La situation de freelance recouvre en effet différentes réalités : autoentrepreneurs, entreprises individuelles, EURL, SASU, Agessa, coopérative d’activité et d’emploi, intermittents du spectacles, pigistes… Certains combinent parfois plusieurs statuts. Ils n’ont d’ailleurs pas tous droit à la même protection sociale. Bref, il est souvent difficile de savoir de quoi et de qui on parle ! Il devenait donc urgent de consacrer aux freelance un événement à la mesure du phénomène.

Que pourra-t-on y trouver ?
 
Des plénières, des débats, des tables rondes qui nous permettront d’évoquer les grandes problématiques des freelance, comme les façons de le devenir, leur mode de vie, voire la possibilité de créer une société post-emploi harmonieuse…
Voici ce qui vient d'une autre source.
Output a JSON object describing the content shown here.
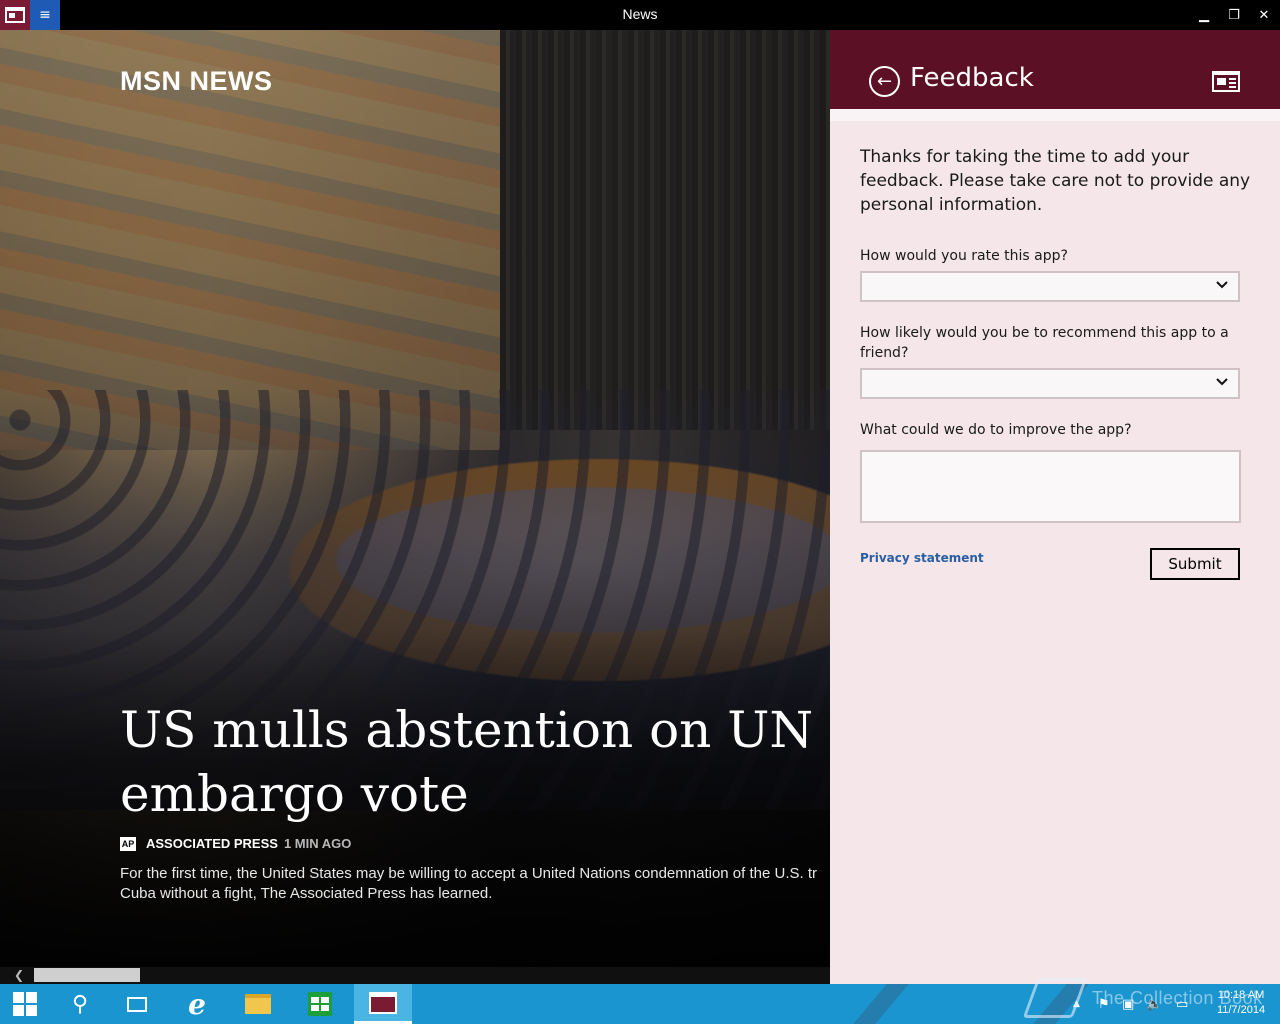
{
  "window": {
    "title": "News",
    "minimize": "▁",
    "maximize": "❐",
    "close": "✕",
    "menu_glyph": "≡"
  },
  "hero": {
    "brand": "MSN NEWS",
    "headline_line1": "US mulls abstention on UN Cu",
    "headline_line2": "embargo vote",
    "source_badge": "AP",
    "source_name": "ASSOCIATED PRESS",
    "source_time": "1 MIN AGO",
    "summary_line1": "For the first time, the United States may be willing to accept a United Nations condemnation of the U.S. tr",
    "summary_line2": "Cuba without a fight, The Associated Press has learned."
  },
  "scrollbar": {
    "left_arrow": "❮"
  },
  "feedback": {
    "title": "Feedback",
    "back_glyph": "←",
    "intro": "Thanks for taking the time to add your feedback. Please take care not to provide any personal information.",
    "q1": "How would you rate this app?",
    "q1_value": "",
    "q2": "How likely would you be to recommend this app to a friend?",
    "q2_value": "",
    "q3": "What could we do to improve the app?",
    "q3_value": "",
    "privacy": "Privacy statement",
    "submit": "Submit"
  },
  "taskbar": {
    "search_glyph": "⚲",
    "ie_glyph": "e",
    "tray_up": "▲",
    "tray_flag": "⚑",
    "tray_net": "▣",
    "tray_vol": "🔈",
    "tray_kbd": "▭",
    "time": "10:18 AM",
    "date": "11/7/2014"
  },
  "watermark": "The Collection Book",
  "colors": {
    "flyout_header": "#5b1025",
    "flyout_bg": "#f4e6e9",
    "taskbar": "#1a95d0",
    "link": "#2a5ea3"
  }
}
Parallèlement à ces onze plénières, nous organiserons des ateliers en petits groupes sur des sujets pratiques comme la gestion de sa comptabilité, la propriété intellectuelle ou encore la coopération entre freelance et entreprise…

Il y aura également une job fair consacrée à des rencontres professionnelles en face à face. Un espace forum réunira les stands de nos partenaires et des experts. Pour une fois, les indépendants vont pouvoir retrouver tous ces spécialistes en un seul et même endroit ; sans avoir à courir à droite et à gauche, comme c’est généralement le cas.

Liberté, pour les travailleurs indépendants, ne rime-t-il pas avec précarité ?
 
La vie de freelance n’est effectivement pas rose, ces travailleurs indépendants sont plus exposés que les salariés. Ils doivent, en plus, composer avec un cadre juridique souvent flou. Le code du travail n’a pas été pensé pour eux et ils se retrouvent bien souvent dans des zones grises.
 
Quelles solutions seront mises en avant à la Freelance Fair ?

Une table ronde sera consacrée au choix des statuts, elle sera suivie d’un débat sur la protection sociale des indépendants. Au-delà de l’aspect pratique, nous voulons contribuer au dialogue social et profiter de cet évènement pour sensibiliser le grand public à ces nouvelles problématiques. Il s’agit finalement de faire émerger une conscience collective au sein de ce groupe d’individus pratiquant des métiers certes très hétérogènes mais partageant un même mode de vie.

Face à ces risques, les freelance s’organisent déjà. Comment ?
 
Ils sont en train d’inventer ensemble de nouvelles organisations. Elles peuvent prendre différentes formes : certaines rassemblent dix personnes, d’autres des centaines de milliers, comme la Freelancers Union — un grand réseau national défendant les intérêts des freelance — qui réunit aux États-Unis 350 000 personnes. Cela va du collectif de développeurs indépendants au syndicat en passant par les coopératives d’activité et d’emploi – comme SMart Belgique — et les communautés rassemblées autour des espaces de coworking.
 
Et en France ?

Deux plénières de la Freelance Fair seront consacrées à ces questions. Un pour tous, tous pour un, qui abordera la question de la représentativité des indépendants en France et United We Stand, une table ronde dédiée aux initiatives inspirantes du monde entier car il s’agit bien d’un phénomène global.